I’ve been surprised that most of the time when I mention I’m a designer working in healthcare, another designer usually pipes up that they too used to work in health. Their reflections, however, are almost always past tense.
In response to last week’s post, two friends on twitter (who both used to work in healthcare) responded with an interesting exchange I thought was worth sharing.
My original tweet:
@cassiemc (Cassie McDaniel):
*New blog post* The one thing healthcare needs to do today: Hire a freakin’ designer! http://t.co/LbPqAjKd #hcsm #healthcare #design
@ghostpressbed (Derek J. Kinsman):
@cassiemc @ajkandy @myzipcare @ShimCode @JosephCafazzo @pdurginbruce @BentoMiso having worked in healthcare as a designer I completely agree
@typodactyl (Sharlene King):
@ghostpressbed @cassiemc is the problem really hiring designers? in my exp, the problem was listening, respecting, and retaining us.
@ghostpressbed (Derek J. Kinsman):
@typodactyl @cassiemc it’s a bit of both.

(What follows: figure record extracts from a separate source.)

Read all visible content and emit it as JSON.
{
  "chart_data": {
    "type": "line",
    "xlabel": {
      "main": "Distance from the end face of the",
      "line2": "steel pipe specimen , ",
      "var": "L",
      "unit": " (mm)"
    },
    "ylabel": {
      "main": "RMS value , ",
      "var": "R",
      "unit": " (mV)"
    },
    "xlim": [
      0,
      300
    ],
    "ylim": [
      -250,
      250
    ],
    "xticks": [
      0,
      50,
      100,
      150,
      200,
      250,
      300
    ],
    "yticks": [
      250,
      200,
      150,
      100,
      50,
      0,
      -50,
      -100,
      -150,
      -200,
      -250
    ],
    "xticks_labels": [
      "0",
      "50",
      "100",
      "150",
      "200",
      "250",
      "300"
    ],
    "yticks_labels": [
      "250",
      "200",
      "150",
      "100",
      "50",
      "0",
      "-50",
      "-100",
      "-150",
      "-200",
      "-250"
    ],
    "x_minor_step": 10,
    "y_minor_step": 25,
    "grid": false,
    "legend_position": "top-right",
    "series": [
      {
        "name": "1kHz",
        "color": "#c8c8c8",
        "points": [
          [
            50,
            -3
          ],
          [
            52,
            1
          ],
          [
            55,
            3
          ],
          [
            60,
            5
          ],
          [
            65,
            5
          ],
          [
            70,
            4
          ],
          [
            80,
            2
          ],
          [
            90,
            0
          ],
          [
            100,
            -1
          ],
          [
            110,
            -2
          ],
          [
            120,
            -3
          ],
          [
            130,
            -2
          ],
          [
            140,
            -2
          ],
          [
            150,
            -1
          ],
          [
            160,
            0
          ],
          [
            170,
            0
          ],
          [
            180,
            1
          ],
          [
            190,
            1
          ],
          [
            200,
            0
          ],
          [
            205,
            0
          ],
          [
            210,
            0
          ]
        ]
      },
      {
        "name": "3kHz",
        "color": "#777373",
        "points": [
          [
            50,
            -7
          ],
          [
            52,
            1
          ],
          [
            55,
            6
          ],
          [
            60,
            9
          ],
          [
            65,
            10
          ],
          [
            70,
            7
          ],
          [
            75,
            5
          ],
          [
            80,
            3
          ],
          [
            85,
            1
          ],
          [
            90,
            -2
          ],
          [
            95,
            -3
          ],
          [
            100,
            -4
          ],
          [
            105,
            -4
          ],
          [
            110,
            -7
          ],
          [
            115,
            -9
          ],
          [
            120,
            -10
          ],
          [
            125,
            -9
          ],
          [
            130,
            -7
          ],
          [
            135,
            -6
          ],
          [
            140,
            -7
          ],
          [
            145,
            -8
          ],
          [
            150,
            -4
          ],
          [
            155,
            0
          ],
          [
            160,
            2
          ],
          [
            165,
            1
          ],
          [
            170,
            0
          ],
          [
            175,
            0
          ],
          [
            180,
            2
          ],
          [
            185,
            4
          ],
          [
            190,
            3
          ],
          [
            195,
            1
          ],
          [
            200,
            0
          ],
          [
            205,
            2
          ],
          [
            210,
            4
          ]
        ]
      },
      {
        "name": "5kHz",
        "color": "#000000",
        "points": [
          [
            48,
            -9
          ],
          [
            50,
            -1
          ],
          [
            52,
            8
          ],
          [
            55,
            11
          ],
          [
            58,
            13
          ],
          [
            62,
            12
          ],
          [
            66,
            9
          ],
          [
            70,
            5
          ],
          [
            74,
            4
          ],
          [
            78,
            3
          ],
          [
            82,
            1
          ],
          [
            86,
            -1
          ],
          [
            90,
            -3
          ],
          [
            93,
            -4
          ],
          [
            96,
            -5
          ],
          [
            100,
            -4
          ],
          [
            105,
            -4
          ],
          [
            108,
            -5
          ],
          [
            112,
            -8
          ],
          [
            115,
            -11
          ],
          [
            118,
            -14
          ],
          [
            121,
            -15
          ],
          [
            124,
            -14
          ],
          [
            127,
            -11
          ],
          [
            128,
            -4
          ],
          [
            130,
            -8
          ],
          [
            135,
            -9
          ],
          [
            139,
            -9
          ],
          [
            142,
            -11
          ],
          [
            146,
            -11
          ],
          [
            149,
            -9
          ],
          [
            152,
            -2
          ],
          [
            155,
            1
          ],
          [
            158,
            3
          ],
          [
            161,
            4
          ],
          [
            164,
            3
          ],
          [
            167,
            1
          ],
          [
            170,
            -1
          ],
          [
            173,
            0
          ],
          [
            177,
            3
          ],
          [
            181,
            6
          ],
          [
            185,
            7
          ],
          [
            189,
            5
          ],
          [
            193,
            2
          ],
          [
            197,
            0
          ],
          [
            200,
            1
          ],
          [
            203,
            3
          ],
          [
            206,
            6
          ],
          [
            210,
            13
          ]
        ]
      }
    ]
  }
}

@typodactyl (Sharlene King):
@ghostpressbed @cassiemc There’s an amazing amount of talent in healthcare right now, but talent is worthless without voice.
@typodactyl (Sharlene King):
@ghostpressbed @cassiemc And I definitely left healthcare feeling bitter about the lack of respect and ethics.
@ghostpressbed (Derek J. Kinsman):
@typodactyl @cassiemc me too. I left healthcare cause everyone treated me like the guy who knew how to use Photoshop.
@ghostpressbed (Derek J. Kinsman):
@typodactyl @cassiemc but, I still think of ways my current work can help out in healthcare.
@typodactyl (Sharlene King):
@ghostpressbed @cassiemc Yeah. Honestly, I would return to healthcare if I had more power to effect change.
@typodactyl (Sharlene King):
@ghostpressbed @cassiemc But healthcare is particularly slow to culturally evolve. Some changes you have to cycle out the old for the new.
@ghostpressbed (Derek J. Kinsman):
@typodactyl @cassiemc there’s definitely a lot of factors to deal with. But, that’s all part of the challenge.
@typodactyl (Sharlene King):
@ghostpressbed @cassiemc The answer: the three of us start a design-centered healthcare agency? #maybeserious
Is that the answer? Do we have to start from scratch in order to attract (and keep) designers in healthcare?
I think this problem is true of many entrenched industries. The same conversation could be had about most newspapers for example. They can hire great designers, great developers and great writers, but if the organization doesn’t have the capacity to listen and respond to the talent they hired then nothing will change. People get caught in their routines and overwhelmed by the never ending pile of work in front of them. Asking them to step back and try something new or different, to listen to new ideas is very hard. In the rare cases where designers or developers are given a voice, they quickly become jaded by the agonizing process of implementing their ideas.
I agree that a lot of these problems exist in other sectors, but healthcare has something many sectors don’t have:
• Perpetual capital
• Perpetual growth
• An expert market (professional or consumer)
Newspaper industry? They’re lucky if they aren’t one of the many declaring bankruptcy.
I left healthcare, and the agency I left will never die. They may layoff people, but they’ve shown a tenacious amount of growth.
As more designers strike out on their own to improve design in healthcare, like Massive Health, the stodgy agencies that have relied on those three luxuries will hopefully die out. The death of terrible design and strategy in healthcare will be a very slow one.